Microsoft recent steps to curb piracy is similiar to shareware concept

I read the recent Microsoft plan of tatooing illegal copies of Microsoft Windows XP at various places over the internet. From what I read, the process involved putting a pop-up dialog box that will appear on the Windows login screen, informing the user that his copy of the OS is counterfeit and that he should get a genuine copy.

Another message will permanently be affixed at the user’s desktop, “This copy of Windows is not genuine. You may be a victim of software counterfeiting”, the reminder can’t be removed (tattooed).

Finally, a ballon-style popup will appear randomly in system tray reminding you that you’re using an illegal copy of Microsoft Windows. The only way to stop the messages from appearing is to replace the OS with a genuine copy.
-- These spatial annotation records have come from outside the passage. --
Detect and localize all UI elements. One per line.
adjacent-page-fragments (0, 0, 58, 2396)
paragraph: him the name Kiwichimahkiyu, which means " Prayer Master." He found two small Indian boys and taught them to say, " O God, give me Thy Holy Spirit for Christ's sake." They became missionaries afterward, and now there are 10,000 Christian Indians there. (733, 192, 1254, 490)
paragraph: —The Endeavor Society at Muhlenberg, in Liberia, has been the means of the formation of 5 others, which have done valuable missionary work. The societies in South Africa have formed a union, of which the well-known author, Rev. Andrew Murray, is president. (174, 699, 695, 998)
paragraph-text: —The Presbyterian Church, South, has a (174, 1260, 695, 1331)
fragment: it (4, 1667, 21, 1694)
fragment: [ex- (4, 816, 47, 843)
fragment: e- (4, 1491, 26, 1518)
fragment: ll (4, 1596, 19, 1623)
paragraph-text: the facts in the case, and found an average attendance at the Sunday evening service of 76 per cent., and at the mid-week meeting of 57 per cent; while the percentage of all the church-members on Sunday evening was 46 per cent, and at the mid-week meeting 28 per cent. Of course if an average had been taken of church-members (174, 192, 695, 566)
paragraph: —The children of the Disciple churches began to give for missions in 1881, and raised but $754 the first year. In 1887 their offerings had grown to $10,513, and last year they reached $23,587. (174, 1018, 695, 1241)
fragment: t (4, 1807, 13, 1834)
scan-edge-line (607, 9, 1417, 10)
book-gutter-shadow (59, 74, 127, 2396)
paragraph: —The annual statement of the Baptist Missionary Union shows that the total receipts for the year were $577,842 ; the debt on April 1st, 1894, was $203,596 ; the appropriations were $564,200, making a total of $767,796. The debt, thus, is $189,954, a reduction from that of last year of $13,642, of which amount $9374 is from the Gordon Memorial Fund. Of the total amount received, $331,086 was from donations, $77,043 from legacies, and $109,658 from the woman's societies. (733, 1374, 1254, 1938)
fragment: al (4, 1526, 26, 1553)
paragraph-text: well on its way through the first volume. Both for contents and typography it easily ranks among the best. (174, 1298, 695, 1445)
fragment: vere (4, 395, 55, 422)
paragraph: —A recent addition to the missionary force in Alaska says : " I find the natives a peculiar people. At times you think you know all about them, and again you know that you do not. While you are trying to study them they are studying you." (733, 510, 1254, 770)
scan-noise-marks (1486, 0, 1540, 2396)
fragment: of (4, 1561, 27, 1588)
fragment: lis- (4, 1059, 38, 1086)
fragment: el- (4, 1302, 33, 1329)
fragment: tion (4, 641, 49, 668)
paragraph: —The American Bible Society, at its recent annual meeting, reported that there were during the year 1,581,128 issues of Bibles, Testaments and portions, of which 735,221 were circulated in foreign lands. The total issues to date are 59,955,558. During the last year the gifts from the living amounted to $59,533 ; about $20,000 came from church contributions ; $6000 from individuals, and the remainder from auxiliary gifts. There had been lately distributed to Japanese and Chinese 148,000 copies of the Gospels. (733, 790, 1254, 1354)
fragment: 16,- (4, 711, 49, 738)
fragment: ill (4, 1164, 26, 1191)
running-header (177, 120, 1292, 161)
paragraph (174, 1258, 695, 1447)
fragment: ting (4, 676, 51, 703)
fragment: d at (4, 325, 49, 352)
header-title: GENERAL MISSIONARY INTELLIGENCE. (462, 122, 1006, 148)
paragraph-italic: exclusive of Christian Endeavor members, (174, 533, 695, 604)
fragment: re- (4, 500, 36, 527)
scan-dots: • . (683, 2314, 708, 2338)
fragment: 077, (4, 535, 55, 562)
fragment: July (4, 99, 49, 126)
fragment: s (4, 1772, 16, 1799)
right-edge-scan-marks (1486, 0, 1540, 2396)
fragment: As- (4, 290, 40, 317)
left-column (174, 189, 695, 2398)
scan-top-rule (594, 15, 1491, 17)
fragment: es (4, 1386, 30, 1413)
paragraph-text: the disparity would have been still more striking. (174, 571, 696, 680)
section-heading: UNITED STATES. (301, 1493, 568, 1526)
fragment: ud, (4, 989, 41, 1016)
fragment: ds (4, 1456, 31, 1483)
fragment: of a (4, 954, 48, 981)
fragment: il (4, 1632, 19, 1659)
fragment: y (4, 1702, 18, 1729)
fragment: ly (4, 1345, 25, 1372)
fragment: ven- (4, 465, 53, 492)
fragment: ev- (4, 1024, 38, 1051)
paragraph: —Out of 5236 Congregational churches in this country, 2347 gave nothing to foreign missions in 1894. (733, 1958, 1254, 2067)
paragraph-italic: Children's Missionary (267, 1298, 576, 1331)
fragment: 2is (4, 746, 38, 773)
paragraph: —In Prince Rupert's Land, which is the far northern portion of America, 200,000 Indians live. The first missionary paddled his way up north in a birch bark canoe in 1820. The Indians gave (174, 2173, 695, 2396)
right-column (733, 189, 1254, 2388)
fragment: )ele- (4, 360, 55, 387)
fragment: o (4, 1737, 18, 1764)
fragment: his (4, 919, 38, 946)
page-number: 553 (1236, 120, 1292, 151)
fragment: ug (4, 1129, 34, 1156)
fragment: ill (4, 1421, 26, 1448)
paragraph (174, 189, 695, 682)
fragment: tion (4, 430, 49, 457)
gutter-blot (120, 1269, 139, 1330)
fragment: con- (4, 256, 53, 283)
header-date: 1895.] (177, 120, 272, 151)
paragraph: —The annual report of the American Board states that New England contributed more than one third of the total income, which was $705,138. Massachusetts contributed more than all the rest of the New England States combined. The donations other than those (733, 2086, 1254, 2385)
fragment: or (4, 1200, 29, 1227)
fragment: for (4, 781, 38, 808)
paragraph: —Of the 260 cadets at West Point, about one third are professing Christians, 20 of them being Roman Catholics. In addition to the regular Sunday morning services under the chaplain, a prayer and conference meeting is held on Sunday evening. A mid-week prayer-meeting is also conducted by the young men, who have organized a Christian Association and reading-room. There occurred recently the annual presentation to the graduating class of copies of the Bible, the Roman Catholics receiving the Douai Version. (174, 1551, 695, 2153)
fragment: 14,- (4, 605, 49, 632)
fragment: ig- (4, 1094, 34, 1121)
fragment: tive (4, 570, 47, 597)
Though some unofficial sources claimed, that there’s a crack to circumvent all the warnings.

These ‘nagulator’ (not my word), is somehow related to another business model, called shareware or nagware, which constantly reminds you to pay for the software you use randomly. IMHO, if Microsoft were to really discourage software piracy, it should impose a stricter way to prevent people from using illegal copies of it’s own products.

Instead, they create a specially crafted dialog box that is used in common nagware/shareware to deter “piracy”. Has Microsoft turned it’s own operating system to a shareware now?